Parions donc que, par ce vis-à-vis réflexif des langues et des cultures, nous trouvions un biais pour désemboîter un tant soit peu notre esprit, commencer de désemmurer sa pensée : pour revenir en deçà, au moins fictivement, de nos grands embranchements théoriques. S'ouvriraient de nouveaux chemins de la connaissance qui, décollant peut-être moins de l'expérience, et d'abord parce que n'imposant plus d'emblée de divisions tranchées, et d'abord celle de l'« être » et du « non-être », permettraient d'approcher enfin de la « vraie vie » que notre appareil intellectuel peut-être a dissimulée. De commencer d'en revenir aux « choses mêmes », ce si vieux rêve de la philosophie...
C'est pourquoi aussi, tentant de me reculer, non pas tant de nos « préjugés » que, plus en amont, de nos partis pris enfouis dans la langue, je commencerai par me garder de cette première séparation, déjà si brutale, peut-être arbitraire : entre penser et décrire. Car faut-il à tout prix dissocier l'analyse théorique et l'expression littéraire, la formulation conceptuelle et l'évocation du singulier, la phrase du philosophe et celle du romancier ? Pour tenter de déborder ma langue, il me faut bien à la fois l'une et l’autre. Plutôt que de vouloir compenser l'une par l'autre, il faudra conjoindre les deux.
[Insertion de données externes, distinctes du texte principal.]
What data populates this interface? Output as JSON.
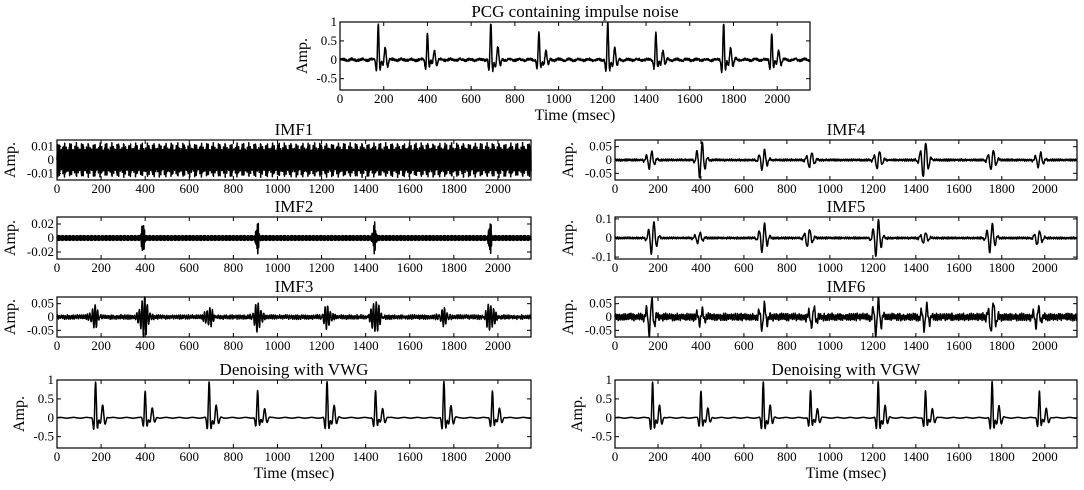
{
  "chart_data": [
    {
      "id": "pcg",
      "type": "line",
      "title": "PCG containing impulse noise",
      "xlabel": "Time (msec)",
      "ylabel": "Amp.",
      "xlim": [
        0,
        2150
      ],
      "ylim": [
        -0.8,
        1
      ],
      "xticks": [
        0,
        200,
        400,
        600,
        800,
        1000,
        1200,
        1400,
        1600,
        1800,
        2000
      ],
      "xtick_labels": [
        "0",
        "200",
        "400",
        "600",
        "800",
        "1000",
        "1200",
        "1400",
        "1600",
        "1800",
        "2000"
      ],
      "yticks": [
        1,
        0.5,
        0,
        -0.5
      ],
      "ytick_labels": [
        "1",
        "0.5",
        "0",
        "-0.5"
      ],
      "signal": {
        "kind": "pcg",
        "beats": [
          175,
          400,
          690,
          910,
          1225,
          1445,
          1755,
          1975
        ],
        "amplitude": 0.95,
        "noise": 0.06
      }
    },
    {
      "id": "imf1",
      "type": "line",
      "title": "IMF1",
      "xlabel": "",
      "ylabel": "Amp.",
      "xlim": [
        0,
        2150
      ],
      "ylim": [
        -0.015,
        0.015
      ],
      "xticks": [
        0,
        200,
        400,
        600,
        800,
        1000,
        1200,
        1400,
        1600,
        1800,
        2000
      ],
      "xtick_labels": [
        "0",
        "200",
        "400",
        "600",
        "800",
        "1000",
        "1200",
        "1400",
        "1600",
        "1800",
        "2000"
      ],
      "yticks": [
        0.01,
        0,
        -0.01
      ],
      "ytick_labels": [
        "0.01",
        "0",
        "-0.01"
      ],
      "signal": {
        "kind": "carrier",
        "amplitude": 0.013,
        "mod_period": 27
      }
    },
    {
      "id": "imf2",
      "type": "line",
      "title": "IMF2",
      "xlabel": "",
      "ylabel": "Amp.",
      "xlim": [
        0,
        2150
      ],
      "ylim": [
        -0.03,
        0.03
      ],
      "xticks": [
        0,
        200,
        400,
        600,
        800,
        1000,
        1200,
        1400,
        1600,
        1800,
        2000
      ],
      "xtick_labels": [
        "0",
        "200",
        "400",
        "600",
        "800",
        "1000",
        "1200",
        "1400",
        "1600",
        "1800",
        "2000"
      ],
      "yticks": [
        0.02,
        0,
        -0.02
      ],
      "ytick_labels": [
        "0.02",
        "0",
        "-0.02"
      ],
      "signal": {
        "kind": "carrier_bursts",
        "amplitude": 0.004,
        "mod_period": 33,
        "bursts": [
          390,
          910,
          1440,
          1965
        ],
        "burst_amplitude": 0.02
      }
    },
    {
      "id": "imf3",
      "type": "line",
      "title": "IMF3",
      "xlabel": "",
      "ylabel": "Amp.",
      "xlim": [
        0,
        2150
      ],
      "ylim": [
        -0.075,
        0.075
      ],
      "xticks": [
        0,
        200,
        400,
        600,
        800,
        1000,
        1200,
        1400,
        1600,
        1800,
        2000
      ],
      "xtick_labels": [
        "0",
        "200",
        "400",
        "600",
        "800",
        "1000",
        "1200",
        "1400",
        "1600",
        "1800",
        "2000"
      ],
      "yticks": [
        0.05,
        0,
        -0.05
      ],
      "ytick_labels": [
        "0.05",
        "0",
        "-0.05"
      ],
      "signal": {
        "kind": "bursts",
        "noise": 0.006,
        "bursts": [
          [
            170,
            0.04
          ],
          [
            395,
            0.075
          ],
          [
            690,
            0.035
          ],
          [
            910,
            0.05
          ],
          [
            1225,
            0.04
          ],
          [
            1445,
            0.06
          ],
          [
            1755,
            0.03
          ],
          [
            1965,
            0.05
          ]
        ]
      }
    },
    {
      "id": "imf4",
      "type": "line",
      "title": "IMF4",
      "xlabel": "",
      "ylabel": "Amp.",
      "xlim": [
        0,
        2150
      ],
      "ylim": [
        -0.075,
        0.075
      ],
      "xticks": [
        0,
        200,
        400,
        600,
        800,
        1000,
        1200,
        1400,
        1600,
        1800,
        2000
      ],
      "xtick_labels": [
        "0",
        "200",
        "400",
        "600",
        "800",
        "1000",
        "1200",
        "1400",
        "1600",
        "1800",
        "2000"
      ],
      "yticks": [
        0.05,
        0,
        -0.05
      ],
      "ytick_labels": [
        "0.05",
        "0",
        "-0.05"
      ],
      "signal": {
        "kind": "bursts",
        "noise": 0.003,
        "bursts": [
          [
            165,
            0.035
          ],
          [
            400,
            0.07
          ],
          [
            690,
            0.04
          ],
          [
            910,
            0.03
          ],
          [
            1225,
            0.035
          ],
          [
            1440,
            0.07
          ],
          [
            1755,
            0.04
          ],
          [
            1975,
            0.03
          ]
        ]
      }
    },
    {
      "id": "imf5",
      "type": "line",
      "title": "IMF5",
      "xlabel": "",
      "ylabel": "Amp.",
      "xlim": [
        0,
        2150
      ],
      "ylim": [
        -0.11,
        0.11
      ],
      "xticks": [
        0,
        200,
        400,
        600,
        800,
        1000,
        1200,
        1400,
        1600,
        1800,
        2000
      ],
      "xtick_labels": [
        "0",
        "200",
        "400",
        "600",
        "800",
        "1000",
        "1200",
        "1400",
        "1600",
        "1800",
        "2000"
      ],
      "yticks": [
        0.1,
        0,
        -0.1
      ],
      "ytick_labels": [
        "0.1",
        "0",
        "-0.1"
      ],
      "signal": {
        "kind": "bursts",
        "noise": 0.004,
        "bursts": [
          [
            175,
            0.09
          ],
          [
            390,
            0.03
          ],
          [
            690,
            0.08
          ],
          [
            900,
            0.05
          ],
          [
            1220,
            0.1
          ],
          [
            1440,
            0.03
          ],
          [
            1750,
            0.08
          ],
          [
            1970,
            0.04
          ]
        ]
      }
    },
    {
      "id": "imf6",
      "type": "line",
      "title": "IMF6",
      "xlabel": "",
      "ylabel": "Amp.",
      "xlim": [
        0,
        2150
      ],
      "ylim": [
        -0.075,
        0.075
      ],
      "xticks": [
        0,
        200,
        400,
        600,
        800,
        1000,
        1200,
        1400,
        1600,
        1800,
        2000
      ],
      "xtick_labels": [
        "0",
        "200",
        "400",
        "600",
        "800",
        "1000",
        "1200",
        "1400",
        "1600",
        "1800",
        "2000"
      ],
      "yticks": [
        0.05,
        0,
        -0.05
      ],
      "ytick_labels": [
        "0.05",
        "0",
        "-0.05"
      ],
      "signal": {
        "kind": "bursts",
        "noise": 0.01,
        "bursts": [
          [
            165,
            0.07
          ],
          [
            400,
            0.03
          ],
          [
            690,
            0.05
          ],
          [
            920,
            0.04
          ],
          [
            1220,
            0.07
          ],
          [
            1445,
            0.05
          ],
          [
            1755,
            0.06
          ],
          [
            1965,
            0.04
          ]
        ]
      }
    },
    {
      "id": "vwg",
      "type": "line",
      "title": "Denoising with VWG",
      "xlabel": "Time (msec)",
      "ylabel": "Amp.",
      "xlim": [
        0,
        2150
      ],
      "ylim": [
        -0.8,
        1
      ],
      "xticks": [
        0,
        200,
        400,
        600,
        800,
        1000,
        1200,
        1400,
        1600,
        1800,
        2000
      ],
      "xtick_labels": [
        "0",
        "200",
        "400",
        "600",
        "800",
        "1000",
        "1200",
        "1400",
        "1600",
        "1800",
        "2000"
      ],
      "yticks": [
        1,
        0.5,
        0,
        -0.5
      ],
      "ytick_labels": [
        "1",
        "0.5",
        "0",
        "-0.5"
      ],
      "signal": {
        "kind": "pcg",
        "beats": [
          175,
          400,
          690,
          910,
          1225,
          1445,
          1755,
          1975
        ],
        "amplitude": 0.95,
        "noise": 0.0
      }
    },
    {
      "id": "vgw",
      "type": "line",
      "title": "Denoising with VGW",
      "xlabel": "Time (msec)",
      "ylabel": "Amp.",
      "xlim": [
        0,
        2150
      ],
      "ylim": [
        -0.8,
        1
      ],
      "xticks": [
        0,
        200,
        400,
        600,
        800,
        1000,
        1200,
        1400,
        1600,
        1800,
        2000
      ],
      "xtick_labels": [
        "0",
        "200",
        "400",
        "600",
        "800",
        "1000",
        "1200",
        "1400",
        "1600",
        "1800",
        "2000"
      ],
      "yticks": [
        1,
        0.5,
        0,
        -0.5
      ],
      "ytick_labels": [
        "1",
        "0.5",
        "0",
        "-0.5"
      ],
      "signal": {
        "kind": "pcg",
        "beats": [
          175,
          400,
          690,
          910,
          1225,
          1445,
          1755,
          1975
        ],
        "amplitude": 0.95,
        "noise": 0.0
      }
    }
  ]
}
Du moins si l'on veut tenter d'aborder ce qui ne se laisse plus saisir dans les termes de l'« être » – et d'abord ne se laisse plus approcher en termes de causable et d'assignable, de « quand » précis ni de grand « pourquoi ». Mais dont la trame ou veinure de nos vies pourtant, plus subtilement, est faite[1].
[1] François Jullien, Ce point obscur d’où tout a basculé, Éditions de l’Observatoire, 2021, p. 9-15.